All planned outages and maintenance tasks are carried out between 23:00 and 06:00 hrs. This is to ensure that there is no downtime for customers during normal office hours. Information relating to any planned outages is provided to customers in advance.
- Has the security of Orovia’s ICT systems been evaluated through appropriate testing?
Orovia’s ICT systems are regularly monitored and tested by third parties both externally and internally to ensure that they are appropriately secure and updated. Such audits are performed in accordance with the internationally recognised ISO 27001 standard and the audit trails are available to administrators. Please also refer to question 3.2.
- What mechanisms are in place to ensure Orovia’s employees receive appropriate data protection training upon appointment, and regular updates to policies and procedures, as relevant for their job function?
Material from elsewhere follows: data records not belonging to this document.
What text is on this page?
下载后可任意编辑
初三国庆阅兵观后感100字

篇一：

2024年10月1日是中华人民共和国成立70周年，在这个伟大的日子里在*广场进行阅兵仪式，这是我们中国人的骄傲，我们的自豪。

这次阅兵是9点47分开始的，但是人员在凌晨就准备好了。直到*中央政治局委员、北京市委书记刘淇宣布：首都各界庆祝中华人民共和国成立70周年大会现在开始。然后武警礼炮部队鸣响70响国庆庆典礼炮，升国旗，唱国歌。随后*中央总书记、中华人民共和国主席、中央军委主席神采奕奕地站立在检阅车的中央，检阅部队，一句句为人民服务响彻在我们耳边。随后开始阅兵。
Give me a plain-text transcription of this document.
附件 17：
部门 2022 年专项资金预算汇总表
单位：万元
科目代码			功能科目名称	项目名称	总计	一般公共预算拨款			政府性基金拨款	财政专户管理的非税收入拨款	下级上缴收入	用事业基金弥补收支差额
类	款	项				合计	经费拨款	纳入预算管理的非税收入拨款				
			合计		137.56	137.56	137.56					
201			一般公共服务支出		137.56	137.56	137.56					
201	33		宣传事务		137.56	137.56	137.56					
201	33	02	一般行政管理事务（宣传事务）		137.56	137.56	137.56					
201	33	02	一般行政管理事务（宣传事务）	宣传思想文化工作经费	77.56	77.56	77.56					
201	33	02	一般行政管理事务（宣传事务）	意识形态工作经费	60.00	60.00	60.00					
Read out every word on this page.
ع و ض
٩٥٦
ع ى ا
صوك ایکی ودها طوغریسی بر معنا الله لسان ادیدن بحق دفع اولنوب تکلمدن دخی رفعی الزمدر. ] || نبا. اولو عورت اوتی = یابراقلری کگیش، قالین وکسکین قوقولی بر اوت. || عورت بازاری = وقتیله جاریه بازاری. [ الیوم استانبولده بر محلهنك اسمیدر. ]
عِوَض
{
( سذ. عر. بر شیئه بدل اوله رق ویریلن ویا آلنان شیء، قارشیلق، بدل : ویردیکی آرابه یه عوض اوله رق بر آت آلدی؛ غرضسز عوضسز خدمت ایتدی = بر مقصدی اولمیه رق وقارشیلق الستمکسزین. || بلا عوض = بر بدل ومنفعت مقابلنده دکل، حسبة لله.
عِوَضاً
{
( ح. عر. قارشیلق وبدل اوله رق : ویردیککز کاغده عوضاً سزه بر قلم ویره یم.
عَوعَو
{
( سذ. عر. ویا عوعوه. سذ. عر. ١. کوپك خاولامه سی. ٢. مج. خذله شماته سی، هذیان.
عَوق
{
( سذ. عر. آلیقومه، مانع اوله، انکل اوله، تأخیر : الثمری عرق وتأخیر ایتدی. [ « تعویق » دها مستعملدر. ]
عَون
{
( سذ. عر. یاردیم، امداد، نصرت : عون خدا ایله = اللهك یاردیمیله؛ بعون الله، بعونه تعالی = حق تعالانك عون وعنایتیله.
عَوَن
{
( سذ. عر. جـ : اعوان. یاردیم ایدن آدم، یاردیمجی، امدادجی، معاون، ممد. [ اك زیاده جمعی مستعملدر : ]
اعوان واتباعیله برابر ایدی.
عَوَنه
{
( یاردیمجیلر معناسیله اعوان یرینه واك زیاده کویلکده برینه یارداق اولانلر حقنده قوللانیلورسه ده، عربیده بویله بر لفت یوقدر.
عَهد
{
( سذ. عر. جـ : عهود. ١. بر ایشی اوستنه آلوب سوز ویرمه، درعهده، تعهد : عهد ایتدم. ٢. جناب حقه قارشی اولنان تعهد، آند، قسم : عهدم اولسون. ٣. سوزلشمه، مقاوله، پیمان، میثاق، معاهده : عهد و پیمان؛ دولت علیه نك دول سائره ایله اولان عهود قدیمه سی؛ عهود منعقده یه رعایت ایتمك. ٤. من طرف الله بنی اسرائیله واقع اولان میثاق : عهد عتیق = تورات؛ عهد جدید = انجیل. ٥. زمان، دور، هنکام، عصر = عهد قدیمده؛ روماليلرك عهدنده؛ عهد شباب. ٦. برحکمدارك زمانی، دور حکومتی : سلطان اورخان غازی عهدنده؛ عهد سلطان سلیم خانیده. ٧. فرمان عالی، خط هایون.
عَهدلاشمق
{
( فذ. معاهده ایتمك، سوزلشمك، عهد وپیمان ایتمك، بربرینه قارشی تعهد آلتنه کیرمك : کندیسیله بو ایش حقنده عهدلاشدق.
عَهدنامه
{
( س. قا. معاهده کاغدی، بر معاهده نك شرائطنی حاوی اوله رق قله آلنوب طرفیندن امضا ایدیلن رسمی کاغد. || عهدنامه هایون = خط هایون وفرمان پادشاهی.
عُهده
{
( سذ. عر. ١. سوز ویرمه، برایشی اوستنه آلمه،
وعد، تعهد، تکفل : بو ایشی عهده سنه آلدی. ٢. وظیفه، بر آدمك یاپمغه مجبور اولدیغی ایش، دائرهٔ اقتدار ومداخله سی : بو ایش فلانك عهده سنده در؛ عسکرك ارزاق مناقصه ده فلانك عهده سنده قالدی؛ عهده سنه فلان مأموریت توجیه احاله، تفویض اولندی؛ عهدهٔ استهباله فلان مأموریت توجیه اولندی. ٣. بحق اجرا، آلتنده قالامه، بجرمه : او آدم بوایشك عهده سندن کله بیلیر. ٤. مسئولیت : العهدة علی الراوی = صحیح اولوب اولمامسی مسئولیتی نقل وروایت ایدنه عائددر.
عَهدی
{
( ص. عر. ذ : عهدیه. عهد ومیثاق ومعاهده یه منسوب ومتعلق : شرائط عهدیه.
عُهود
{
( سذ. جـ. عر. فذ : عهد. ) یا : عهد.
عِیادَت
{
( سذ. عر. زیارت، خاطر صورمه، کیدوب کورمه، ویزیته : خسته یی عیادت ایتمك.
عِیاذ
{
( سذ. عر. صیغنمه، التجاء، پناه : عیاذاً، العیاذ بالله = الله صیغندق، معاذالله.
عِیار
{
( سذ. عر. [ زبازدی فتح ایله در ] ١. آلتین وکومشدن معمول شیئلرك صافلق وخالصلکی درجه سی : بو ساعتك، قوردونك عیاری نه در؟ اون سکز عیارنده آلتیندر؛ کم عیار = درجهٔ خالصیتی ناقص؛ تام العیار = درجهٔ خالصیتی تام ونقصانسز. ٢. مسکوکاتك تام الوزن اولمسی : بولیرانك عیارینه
Organisational and individual responsibilities for data protection are set out in the individual’s employment contract and within our policies, which are in the process of being updated in line with GDPR. All employees receive appropriate data protection training relevant to their job role. Please refer to question 2.1.
- Responding to an Incident
- Does Orovia have policies in place which set out how information security incidents, and breaches to the confidentiality of personal data, should be managed and who it should be escalated to?
Orovia has in place a business continuity plan, which includes disaster recovery (available on request) and an escalation procedure which all staff are made aware of. Staff receive training on how to recognise and respond to an information security incident.
- In the event of a personal data breach, what action would Orovia take?
In the event that Orovia becomes aware of a customer personal data breach, Orovia would notify the customer without undue delay and would take reasonable steps to assist the customer. Orovia would document any action taken in relation to the customer personal data breach.